Sur cette question, rappelons-nous les travaux de Léon Walras ! Ce qu’il y a de formidable avec cet économiste, c’est qu’il a écrit un texte génial en 1886 sur le rachat des terres par l’État. Il a montré que le prix des terres tendait vers l’infini puisqu’on ne peut pas produire des terres et que la population humaine étant en croissance géométrique, le prix des terres ne peut qu’augmenter. Donc, à un moment donné, la rente va être plus importante que le profit et le capitalisme va mourir. Et donc Walras dit que, pour protéger le capitalisme et le profit, il faut supprimer la rente ! C’est la plus belle contradiction de l’économie future, libérale et de droite.
Qu’avez vous retenu de cette table ronde ?

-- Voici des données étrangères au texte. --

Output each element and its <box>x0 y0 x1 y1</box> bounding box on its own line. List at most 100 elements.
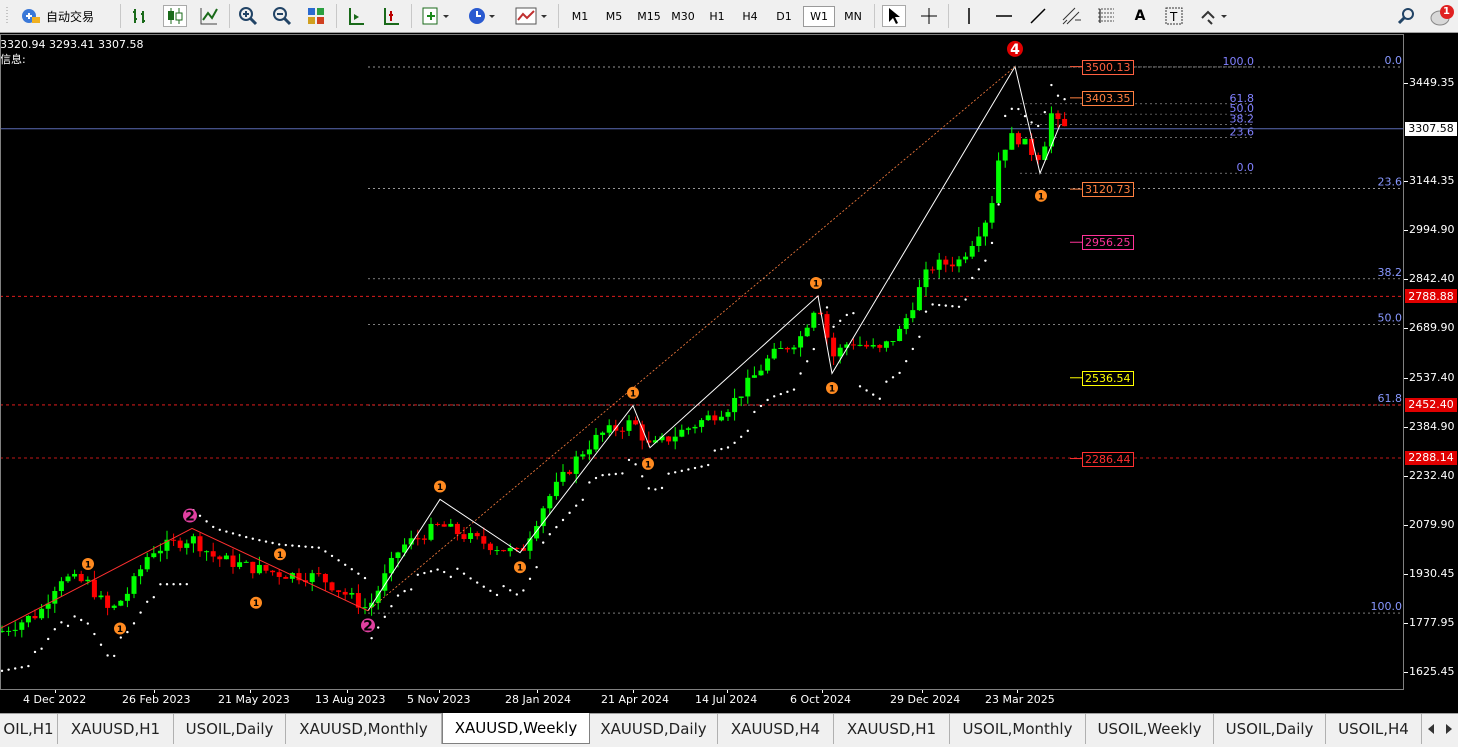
sar-dot <box>1010 107 1013 111</box>
candle-body <box>778 347 784 349</box>
candle-body <box>963 256 969 260</box>
candle-body <box>897 328 903 342</box>
timeframe-m15[interactable]: M15 <box>633 6 665 27</box>
wave-marker-label: 1 <box>630 389 636 399</box>
horizontal-line-icon <box>996 15 1012 17</box>
text-button[interactable]: A <box>1128 5 1152 27</box>
text-label-button[interactable]: T <box>1162 5 1186 27</box>
autoscroll-button[interactable] <box>379 5 403 27</box>
wave-marker-label: 1 <box>645 460 651 470</box>
timeframe-m5[interactable]: M5 <box>600 6 628 27</box>
cursor-button[interactable] <box>882 5 906 27</box>
sar-dot <box>0 669 4 673</box>
tab-xauusd-monthly[interactable]: XAUUSD,Monthly <box>286 714 442 744</box>
candle-body <box>210 551 216 557</box>
line-chart-button[interactable] <box>197 5 221 27</box>
candle-body <box>738 396 744 398</box>
sar-dot <box>938 303 941 307</box>
level-value-box: 2536.54 <box>1082 370 1134 386</box>
autotrade-button[interactable]: 自动交易 <box>20 5 112 27</box>
sar-dot <box>548 533 551 536</box>
tab-xauusd-h4[interactable]: XAUUSD,H4 <box>718 714 834 744</box>
indicators-button[interactable] <box>418 5 454 27</box>
tab-usoil-monthly[interactable]: USOIL,Monthly <box>950 714 1086 744</box>
tab-usoil-weekly[interactable]: USOIL,Weekly <box>1086 714 1214 744</box>
chart-area[interactable]: 3320.94 3293.41 3307.58 信息: 0.0 23.6 38.2 5… <box>0 34 1404 690</box>
sar-dot <box>443 570 446 574</box>
candle-body <box>923 269 929 288</box>
templates-button[interactable] <box>511 5 551 27</box>
timeframe-mn[interactable]: MN <box>838 6 868 27</box>
arrows-button[interactable] <box>1196 5 1232 27</box>
timeframe-d1[interactable]: D1 <box>770 6 798 27</box>
sar-dot <box>905 359 908 363</box>
price-axis[interactable]: 3449.35 3144.35 2994.90 2842.40 2689.90 2537.… <box>1404 34 1458 713</box>
tile-windows-button[interactable] <box>304 5 328 27</box>
tab-scroll-right-button[interactable] <box>1440 714 1458 744</box>
sar-dot <box>713 449 716 452</box>
sar-dot <box>344 563 347 566</box>
chart-shift-button[interactable] <box>344 5 368 27</box>
toolbar: 自动交易 M1 M5 M15 M30 H1 H4 D1 W1 MN A T 1 <box>0 0 1458 33</box>
candle-body <box>910 310 916 319</box>
channel-button[interactable] <box>1060 5 1084 27</box>
wave-marker-label: 4 <box>1010 42 1020 58</box>
sar-dot <box>647 487 650 490</box>
tab-xauusd-daily[interactable]: XAUUSD,Daily <box>590 714 718 744</box>
sar-dot <box>482 585 485 588</box>
timeframe-w1[interactable]: W1 <box>803 6 835 27</box>
horizontal-line-button[interactable] <box>992 5 1016 27</box>
crosshair-button[interactable] <box>917 5 941 27</box>
fibonacci-button[interactable] <box>1094 5 1118 27</box>
candle-body <box>421 538 427 540</box>
tab-scroll-left-button[interactable] <box>1422 714 1440 744</box>
sar-dot <box>396 594 400 597</box>
chart-shift-icon <box>349 8 364 25</box>
vertical-line-button[interactable] <box>957 5 981 27</box>
zoom-in-button[interactable] <box>236 5 260 27</box>
sar-dot <box>377 626 380 629</box>
svg-text:T: T <box>1169 10 1178 24</box>
candlestick-button[interactable] <box>163 5 187 27</box>
tab-xauusd-weekly[interactable]: XAUUSD,Weekly <box>442 713 590 744</box>
candle-body <box>349 593 355 595</box>
price-tick-mark <box>1404 525 1408 527</box>
price-tick-mark <box>1404 279 1408 280</box>
candle-body <box>811 312 817 328</box>
time-axis[interactable]: 4 Dec 2022 26 Feb 2023 21 May 2023 13 Aug 2… <box>0 690 1404 713</box>
tab-usoil-daily[interactable]: USOIL,Daily <box>174 714 286 744</box>
sar-dot <box>627 458 631 462</box>
candle-body <box>223 555 229 560</box>
price-tick-label: 2079.90 <box>1409 518 1455 532</box>
notifications-button[interactable]: 1 <box>1428 5 1456 27</box>
tab-usoil-daily-2[interactable]: USOIL,Daily <box>1214 714 1326 744</box>
trendline-button[interactable] <box>1026 5 1050 27</box>
search-button[interactable] <box>1395 5 1419 27</box>
timeframe-h4[interactable]: H4 <box>736 6 764 27</box>
timeframe-m1[interactable]: M1 <box>566 6 594 27</box>
candle-body <box>1055 113 1061 119</box>
candle-body <box>157 550 163 554</box>
tab-usoil-h4[interactable]: USOIL,H4 <box>1326 714 1422 744</box>
candle-body <box>454 523 460 535</box>
candlestick-icon <box>168 8 183 24</box>
candle-body <box>19 622 25 630</box>
timeframe-h1[interactable]: H1 <box>703 6 731 27</box>
tab-xauusd-h1-2[interactable]: XAUUSD,H1 <box>834 714 950 744</box>
time-tick-mark <box>727 690 728 693</box>
candle-body <box>52 591 58 604</box>
candle-body <box>336 590 342 592</box>
tab-xauusd-h1[interactable]: XAUUSD,H1 <box>58 714 174 744</box>
candle-body <box>745 377 751 397</box>
candle-body <box>474 533 480 537</box>
candle-body <box>567 471 573 474</box>
tab-oil-h1[interactable]: OIL,H1 <box>0 714 58 744</box>
sar-dot <box>944 304 947 307</box>
bar-chart-button[interactable] <box>128 5 152 27</box>
periodicity-button[interactable] <box>464 5 500 27</box>
candle-body <box>903 318 909 329</box>
timeframe-m30[interactable]: M30 <box>667 6 699 27</box>
candle-body <box>586 449 592 455</box>
zoom-out-button[interactable] <box>270 5 294 27</box>
candle-body <box>1009 133 1015 150</box>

Jean-Louis Guigou - J’ai retenu cette phrase : « La transformation des villes africaines sur elles-mêmes par les habitants eux-mêmes ». Je dis donc aux Africains qui souffrent de cette vie quotidienne, de cette eau polluée, de cette absence d’électricité et de cette absence de tout à l’égout : « Quartier par quartier, organisez-vous ! ». C’est ainsi que l’on peut remettre de l’espérance et du bonheur, avec un peu d’ensemencement de la modernité.